Reflecting on the damage from the recent storm during these extended commutes, I couldn’t help but think about the legislative storm brewing in our nation’s capital. So much of the progressive social and environmental infrastructure built in recent years is quickly being ripped apart by an unpredictable and formidable storm of executive orders and house bills. I look around with my friends and family wondering if this is what it will be like for the next four years. How did it all become so different so fast? And what can we do about it? If we’re committed to these social, economic, and environmental policies, there has to be some way we can strive for them instead of feeling helpless, right?
Right. Fast forward to today and I am inspired, there is hope. I was reminded as I drove in through high winds, rain and snow that we had withstood the worst of the storm. There may be more coming, but we know how to handle it because we endured the last one. We mustered the strength to pull ourselves out and help our neighbors. It was only a season. Uncertain as the future of federal funding may be for a lot of the work we do in the name of climate adaptation, we still have our purpose. Just as Paul Hawkens quoted Martha Graham in one of my favorite environmental books, Blessed Unrest, “There is no satisfaction whatever at any time. There is only a queer divine dissatisfaction, a blessed unrest that keeps us marching and makes us more alive than the others.” I’m choosing to take the momentum from the opportunities for action to spark conversations with others. How do we stick together? How do we reach across the divides? How can we manifest the sustainable world that we envision for our future?

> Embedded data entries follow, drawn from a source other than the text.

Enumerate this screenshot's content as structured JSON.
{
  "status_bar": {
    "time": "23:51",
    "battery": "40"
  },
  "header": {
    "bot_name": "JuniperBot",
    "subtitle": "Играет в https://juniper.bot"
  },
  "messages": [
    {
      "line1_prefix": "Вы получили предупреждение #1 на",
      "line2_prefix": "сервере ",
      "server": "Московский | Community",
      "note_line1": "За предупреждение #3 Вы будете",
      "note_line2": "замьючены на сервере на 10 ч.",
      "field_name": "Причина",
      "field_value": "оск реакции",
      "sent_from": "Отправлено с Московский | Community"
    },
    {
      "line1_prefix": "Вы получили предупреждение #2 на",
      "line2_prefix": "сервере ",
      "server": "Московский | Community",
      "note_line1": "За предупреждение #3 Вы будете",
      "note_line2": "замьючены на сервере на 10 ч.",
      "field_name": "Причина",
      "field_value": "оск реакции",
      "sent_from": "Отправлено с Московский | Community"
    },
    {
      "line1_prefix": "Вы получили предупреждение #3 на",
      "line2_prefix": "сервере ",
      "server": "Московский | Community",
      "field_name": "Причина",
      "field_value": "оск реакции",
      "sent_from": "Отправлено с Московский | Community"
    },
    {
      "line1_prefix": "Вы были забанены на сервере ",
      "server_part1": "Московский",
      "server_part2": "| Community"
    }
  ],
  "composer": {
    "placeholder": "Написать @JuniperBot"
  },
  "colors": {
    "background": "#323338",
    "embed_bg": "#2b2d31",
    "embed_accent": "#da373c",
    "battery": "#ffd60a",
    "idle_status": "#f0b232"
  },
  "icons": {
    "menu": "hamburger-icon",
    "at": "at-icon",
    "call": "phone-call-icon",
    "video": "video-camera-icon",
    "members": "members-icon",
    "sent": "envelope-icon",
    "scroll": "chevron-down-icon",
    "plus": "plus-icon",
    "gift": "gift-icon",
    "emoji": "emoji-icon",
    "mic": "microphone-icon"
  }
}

I-80 (though currently peppered with stray boulders and gushing waterfalls) is being worked on, slowly but surely. Boulders may have scarred the road, but the mighty soldiers from the Department of Transportation are moving them out of the way and re-paving, clearing a path. That’s how I see these political changes – they may impede our efforts to move forward, but to be the people that move cautiously and act quickly for the good of our fellow man? That’s what we are here to do, to repair the road for the journey ahead.